Recognizing that such a drastic turn of events has come was difficult for Joseph, and he is overcome with emotion because of it.
“And he lifted up his eyes and saw his brother Benjamin, his mother’s son, and said, “Is this your youngest brother, of whom you spoke to me? God be gracious to you, my son!” Then Joseph hurried out, for his compassion grew warm for his brother, and he sought a place to weep. And he entered his chamber and wept there. Then he washed his face and came out. And controlling himself he said, “Serve the food.””
(Genesis 43: 29-31)
For someone with my personality, this scene is riveting because in these few simple words, flashbacks of my own trauma return. I know what it’s like to feel betrayed, stuffed in a pit, and left for dead. And I can imagine walking into a room where everyone who has hurt me is suddenly sitting in need of me. What emotions would pulse through my veins at that moment? What would I be tempted to think? Feel? Do?
This would be hard enough, but then to find the faces of those few sweet souls who were innocent and good intermixed with my betrayers... my Benjamins. I think this would break me. I don’t know if I could compose myself as well as Joseph did.
As I'm mulling over all of this today, I'm realizing that I don't know what it will take for someone like me to learn to turn over injustice to the hand of a living God. I’m a fighter by nature, an Eowyn. I walk hurt, disappointed, willing to slash at monsters.
But this is only the first half of Eowyn's story. Like Myriel, she changes.
Lately, I’ve been rereading that section of The Lord of the Rings over and over--the one where Eowyn learns to accept the love of Faramir. After fighting the Witch King, she finds herself rejected by Aragorn, disoriented, and unsure of what is to come next. Here Faramir meets her and wraps her round in love. In one of the most beautiful confessions I have seen, he tells her how his pity has grown to an honest understanding of who she is, and a devotion to her as a companion. And in the wake of this great tenderness, Eowyn is transformed.
“Then the heart of Eowyn changed, or else at last she understood it. And suddenly her winter passed, and the sun shone on her.
'I stand in Minas Anor, the Tower of the Sun,’ she said; 'and behold! the Shadow has departed! I will be a shieldmaiden no longer, nor vie with the great Riders, nor take joy only in the songs of slaying. I will be a healer, and love all things that grow and are not barren.’”
It’s so good for me to see that someone so strong and hardened as Eowyn was transformed into a healer.
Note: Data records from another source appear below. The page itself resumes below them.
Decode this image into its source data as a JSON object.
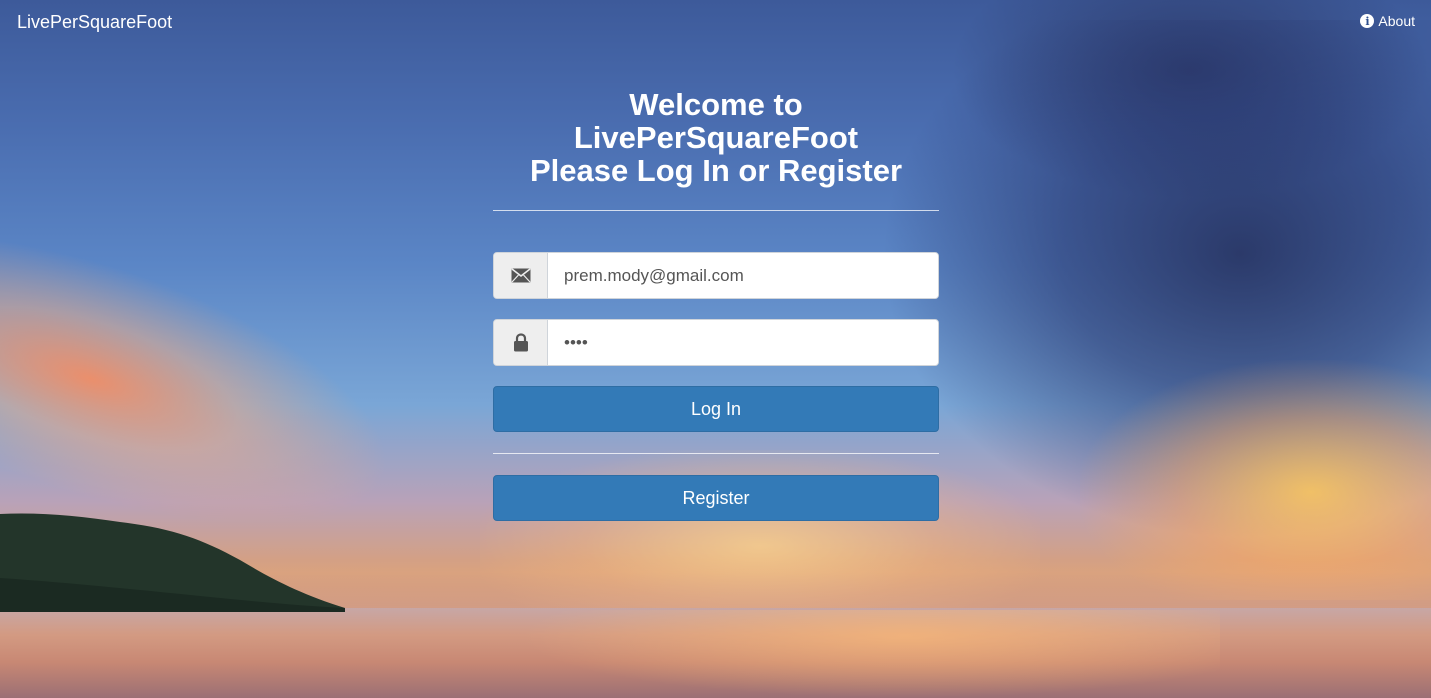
{
  "navbar": {
    "brand": "LivePerSquareFoot",
    "about_label": "About",
    "about_icon": "info-icon"
  },
  "login": {
    "title_line1": "Welcome to LivePerSquareFoot",
    "title_line2": "Please Log In or Register",
    "email": {
      "icon": "envelope-icon",
      "value": "prem.mody@gmail.com"
    },
    "password": {
      "icon": "lock-icon",
      "value": "••••"
    },
    "login_button": "Log In",
    "register_button": "Register"
  },
  "colors": {
    "primary_button": "#337ab7",
    "text_on_dark": "#ffffff",
    "addon_bg": "#eeeeee"
  }
}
Could the source of a soul’s joy really shift from the work of battle to the work of cultivating and creating?
Hope that this could be true makes me lean deep into the life of Bishop Myriel during these months of severity. I see that it is possible to give into a troubled world “like water on dry soil." I see the laying down of arms. I see the distribution of goods. I see him leaning into a light hold on the stuff of earth, and yielding to the Lord so that good might be done, even in such a time as his. Even as such a time as ours.
It's an odd take on life amid all this roaring and spewing. But how beautiful to have someone say of you, “he had a strange, idiosyncratic way of looking at things. I suspect he got it from the Gospel." It's enough to make me want to learn to lay down my arms.